Forbes Magazine published a story about Ted Cruz, Sarah Palin and CPAC, covering some of the same ground that I’ve touched on the past few days. Their headline is:
Birther Hypocrisy- Right Wing Has No Problem With Canadian Born Senator Ted Cruz Running For President
It appears to me that Forbes writer Rick Ungar didn’t quite understand the birthers, any more than he understood the context of Sarah Palin’s “background check” comment. The thrust of the article is that conservatives who believed Obama was foreign born and thereby ineligible to be President have no problem with an indisputably foreign-born Ted Cruz. It’s not the same, and I tried to explain that in the following comment I left at Forbes:
I think this article lost its way.
First, Sarah Palin’s remark in context was not a reference to Obama’s eligibility, but to his “associations and intentions”. Some who cheered her remark might have heard her going birther, but that’s clearly not what she said.
Second, there were two streams of eligibility controversy about Obama.
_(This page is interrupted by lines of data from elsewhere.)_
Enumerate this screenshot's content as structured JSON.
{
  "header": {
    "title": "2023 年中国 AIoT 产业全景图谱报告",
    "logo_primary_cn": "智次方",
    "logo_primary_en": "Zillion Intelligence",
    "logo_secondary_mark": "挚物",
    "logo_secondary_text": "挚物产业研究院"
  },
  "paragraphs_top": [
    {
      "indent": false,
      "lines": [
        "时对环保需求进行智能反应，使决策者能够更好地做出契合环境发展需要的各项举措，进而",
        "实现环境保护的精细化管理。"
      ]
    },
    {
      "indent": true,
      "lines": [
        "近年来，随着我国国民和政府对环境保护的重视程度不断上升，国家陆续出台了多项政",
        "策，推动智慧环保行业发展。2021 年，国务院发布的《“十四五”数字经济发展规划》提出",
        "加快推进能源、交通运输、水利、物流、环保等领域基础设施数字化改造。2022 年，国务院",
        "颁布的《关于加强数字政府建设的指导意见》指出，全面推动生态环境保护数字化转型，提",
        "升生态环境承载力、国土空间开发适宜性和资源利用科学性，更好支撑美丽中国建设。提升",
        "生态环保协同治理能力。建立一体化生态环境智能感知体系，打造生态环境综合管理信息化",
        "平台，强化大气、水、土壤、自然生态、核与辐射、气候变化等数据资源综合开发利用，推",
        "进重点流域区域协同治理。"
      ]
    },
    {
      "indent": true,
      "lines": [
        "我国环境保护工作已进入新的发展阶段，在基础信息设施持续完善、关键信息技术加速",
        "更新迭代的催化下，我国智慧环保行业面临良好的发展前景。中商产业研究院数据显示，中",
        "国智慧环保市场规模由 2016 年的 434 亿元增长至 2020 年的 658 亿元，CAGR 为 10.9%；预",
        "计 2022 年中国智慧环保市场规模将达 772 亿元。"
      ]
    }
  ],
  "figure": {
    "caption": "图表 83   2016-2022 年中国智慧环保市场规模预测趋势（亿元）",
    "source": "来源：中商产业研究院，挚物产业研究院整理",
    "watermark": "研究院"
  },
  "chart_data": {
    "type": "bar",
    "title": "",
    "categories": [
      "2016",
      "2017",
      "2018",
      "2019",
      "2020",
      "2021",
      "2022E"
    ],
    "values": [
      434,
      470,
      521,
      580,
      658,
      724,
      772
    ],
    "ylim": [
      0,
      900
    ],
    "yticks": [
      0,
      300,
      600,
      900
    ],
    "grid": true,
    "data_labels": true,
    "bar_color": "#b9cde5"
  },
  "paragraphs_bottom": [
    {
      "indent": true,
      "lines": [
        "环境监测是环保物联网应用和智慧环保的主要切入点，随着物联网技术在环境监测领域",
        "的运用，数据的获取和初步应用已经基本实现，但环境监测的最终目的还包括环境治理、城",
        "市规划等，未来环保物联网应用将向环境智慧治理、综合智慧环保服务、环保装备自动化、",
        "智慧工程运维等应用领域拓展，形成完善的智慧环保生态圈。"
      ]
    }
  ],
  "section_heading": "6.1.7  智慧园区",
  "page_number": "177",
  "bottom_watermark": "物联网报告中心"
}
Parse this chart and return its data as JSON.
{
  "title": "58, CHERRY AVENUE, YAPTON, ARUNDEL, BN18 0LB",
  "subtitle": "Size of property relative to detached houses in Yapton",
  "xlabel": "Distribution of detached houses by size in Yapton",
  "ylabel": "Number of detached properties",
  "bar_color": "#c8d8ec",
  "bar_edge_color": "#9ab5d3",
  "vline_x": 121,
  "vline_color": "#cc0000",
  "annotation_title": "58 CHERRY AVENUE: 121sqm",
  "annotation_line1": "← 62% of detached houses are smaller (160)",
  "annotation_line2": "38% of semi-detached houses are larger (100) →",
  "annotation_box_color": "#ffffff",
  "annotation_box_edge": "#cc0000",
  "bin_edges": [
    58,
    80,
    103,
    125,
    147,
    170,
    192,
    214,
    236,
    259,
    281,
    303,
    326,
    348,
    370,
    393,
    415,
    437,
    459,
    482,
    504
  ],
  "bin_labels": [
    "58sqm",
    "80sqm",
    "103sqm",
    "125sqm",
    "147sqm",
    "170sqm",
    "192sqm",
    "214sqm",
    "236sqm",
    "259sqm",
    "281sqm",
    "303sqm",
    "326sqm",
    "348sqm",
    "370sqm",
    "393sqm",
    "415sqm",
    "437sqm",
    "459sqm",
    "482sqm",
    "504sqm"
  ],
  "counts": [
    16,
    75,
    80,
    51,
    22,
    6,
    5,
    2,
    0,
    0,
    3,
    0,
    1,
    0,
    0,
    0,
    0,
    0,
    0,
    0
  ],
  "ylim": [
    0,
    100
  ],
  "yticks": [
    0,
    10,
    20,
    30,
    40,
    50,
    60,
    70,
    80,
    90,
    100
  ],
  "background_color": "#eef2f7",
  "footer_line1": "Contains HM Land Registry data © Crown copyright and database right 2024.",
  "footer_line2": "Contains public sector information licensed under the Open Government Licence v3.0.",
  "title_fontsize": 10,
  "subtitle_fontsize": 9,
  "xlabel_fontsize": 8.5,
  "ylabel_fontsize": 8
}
There were those who falsely believed that Obama was foreign-born, and while Canadian-born Cruz was born a US citizen, a hypothetical Kenyan-born Obama would not have been born a US citizen due to an obscure technicality that existed at the time related to his US citizen mothers’ age.
The other stream of Obama citizenship deniers holds to a legal theory that only persons born in the United States to two US Citizen parents can be President, and among the activists in that group, neither Cruz nor Obama, nor Bobby Jindal1 for that matter is constitutionally eligible to be President. (Obama’s father was not a US Citizen, nor were Jindal’s parents.) While those folks are wrong, they are not hypocrites.
1In the published comment, I misspelled Jindal.